I know I am, and, usually, I’m perfectly fine with that. But sometimes people use my name without my permission. That’s when things get fuzzy. Let me explain.
Say you’re going for a job interview, and you want to use me as a reference. Great, I’m almost always happy to comply except when you fail to advise me about the situation or at least give me a head’s up in advance. This has happened more than once. As a result, I’d like to advocate that we draft some road rules for name-droppers. Here’s what I’m proposing:
- Before using me as a referral, how about we make sure I, um, know you?
- Let’s also define “know me” as actually having met and/or spoken to one another either in person or on the phone at least once.
That’s it. Short and sweet, right? You see, truthfully, I’m usually flattered to be used as a reference. Plus I’m always happy to serve as a mentor, especially when I feel I can teach, guide, share my experience and wisdom and help someone along in their journey. I’ve benefited from many mentors and still have my go-to people when I’m stuck on a problem or just need a second opinion. I get it. In this industry we’d be nothing without our network of referrals.

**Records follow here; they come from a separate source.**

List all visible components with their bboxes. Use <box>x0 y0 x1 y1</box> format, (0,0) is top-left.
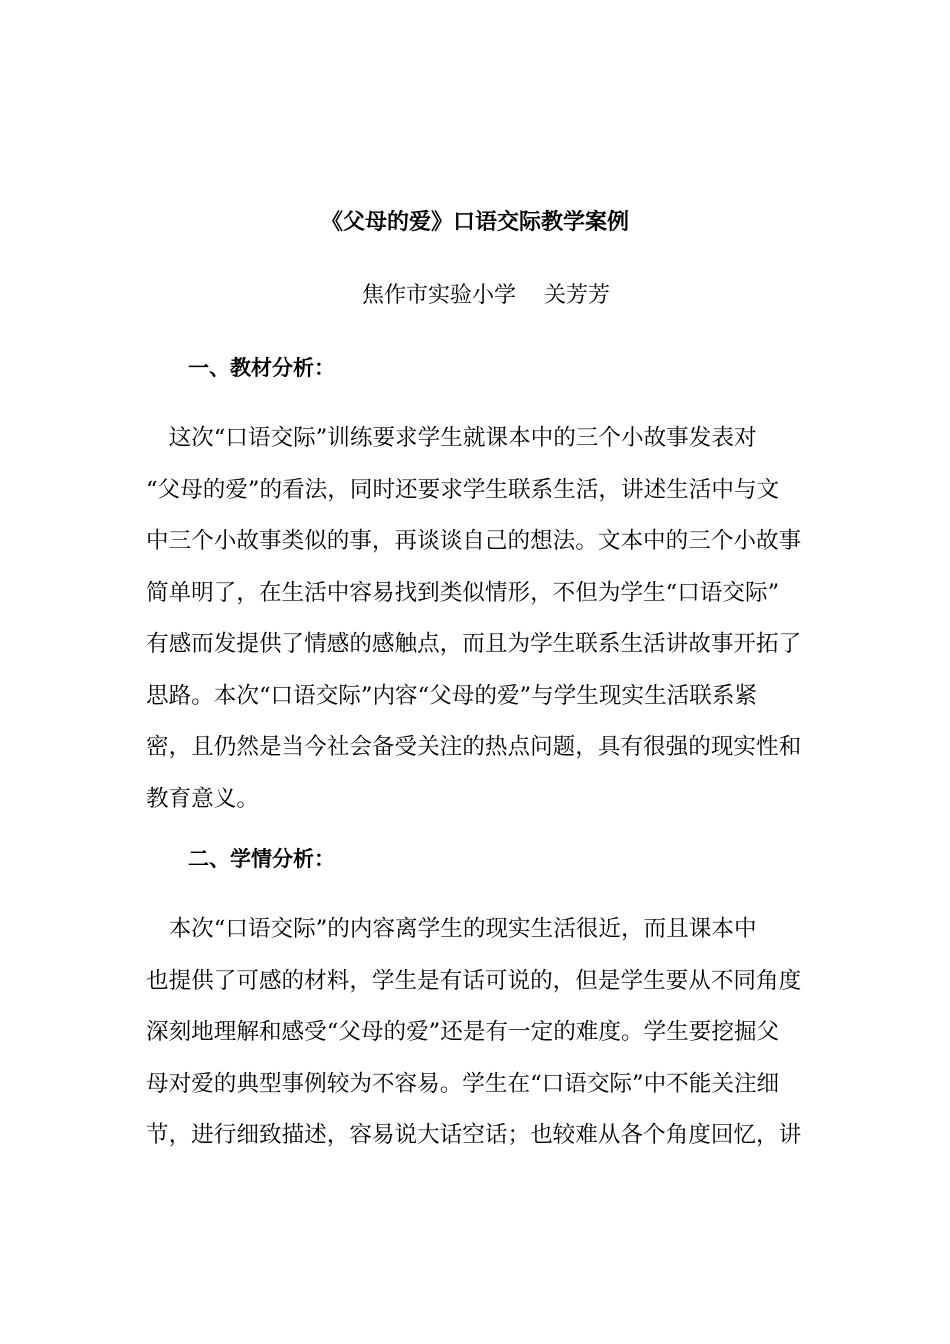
paragraph-line: 简单明了，在生活中容易找到类似情形，不但为学生“口语交际” <box>146 579 780 606</box>
section-heading-student-analysis: 二、学情分析： <box>188 846 335 871</box>
paragraph-line: 有感而发提供了情感的感触点，而且为学生联系生活讲故事开拓了 <box>146 631 802 657</box>
paragraph-line: 也提供了可感的材料，学生是有话可说的，但是学生要从不同角度 <box>146 967 802 994</box>
paragraph-line: 教育意义。 <box>146 785 259 812</box>
byline <box>362 280 610 312</box>
document-title: 《父母的爱》口语交际教学案例 <box>320 209 629 235</box>
paragraph-line: “父母的爱”的看法，同时还要求学生联系生活，讲述生活中与文 <box>146 476 780 503</box>
paragraph-line: 思路。本次“口语交际”内容“父母的爱”与学生现实生活联系紧 <box>146 682 758 709</box>
paragraph-line: 深刻地理解和感受“父母的爱”还是有一定的难度。学生要挖掘父 <box>146 1019 780 1045</box>
school-name: 焦作市实验小学 <box>362 283 517 308</box>
section-paragraph-textbook-analysis <box>146 413 806 825</box>
paragraph-line: 节，进行细致描述，容易说大话空话；也较难从各个角度回忆，讲 <box>146 1122 802 1148</box>
paragraph-line: 这次“口语交际”训练要求学生就课本中的三个小故事发表对 <box>146 425 757 451</box>
section-paragraph-student-analysis <box>146 904 806 1162</box>
author-name: 关芳芳 <box>544 283 611 308</box>
section-heading-textbook-analysis: 一、教材分析： <box>188 355 335 380</box>
paragraph-line: 密，且仍然是当今社会备受关注的热点问题，具有很强的现实性和 <box>146 734 802 760</box>
paragraph-line: 母对爱的典型事例较为不容易。学生在“口语交际”中不能关注细 <box>146 1070 780 1097</box>
paragraph-line: 本次“口语交际”的内容离学生的现实生活很近，而且课本中 <box>146 916 757 942</box>
paragraph-line: 中三个小故事类似的事，再谈谈自己的想法。文本中的三个小故事 <box>146 528 802 554</box>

What I don’t understand is stretching the truth and using someone as a reference when, in fact, you’ve never had contact. If I write a book review, you’d better believe I’ve read the book and, therefore, am entitled to an opinion. The same goes if I endorse one hotel over another. I’d best be speaking with a level of authority. Reputations are easy to destroy but hard to build back up.
To further clarify, standing in the same room as a celebrity does not give you license to pretend that you’ve met and become friends. In business, when seeking a referral for either personal gain or professional opinion, it’s best to stay away from the “second cousin of your great uncle’s mother’s son-in-law.” Instead, seek out someone you know and can be assured is knowledgeable about the person/subject at hand.
The adage “what goes around comes around” can truly be played out in this high-stakes situation. Your own reputation could be judged, too.
So, never pretend a connection exists. Instead, rely on your network to provide solid introductions and authentic referrals. Then, always remember to pay the kindness forward.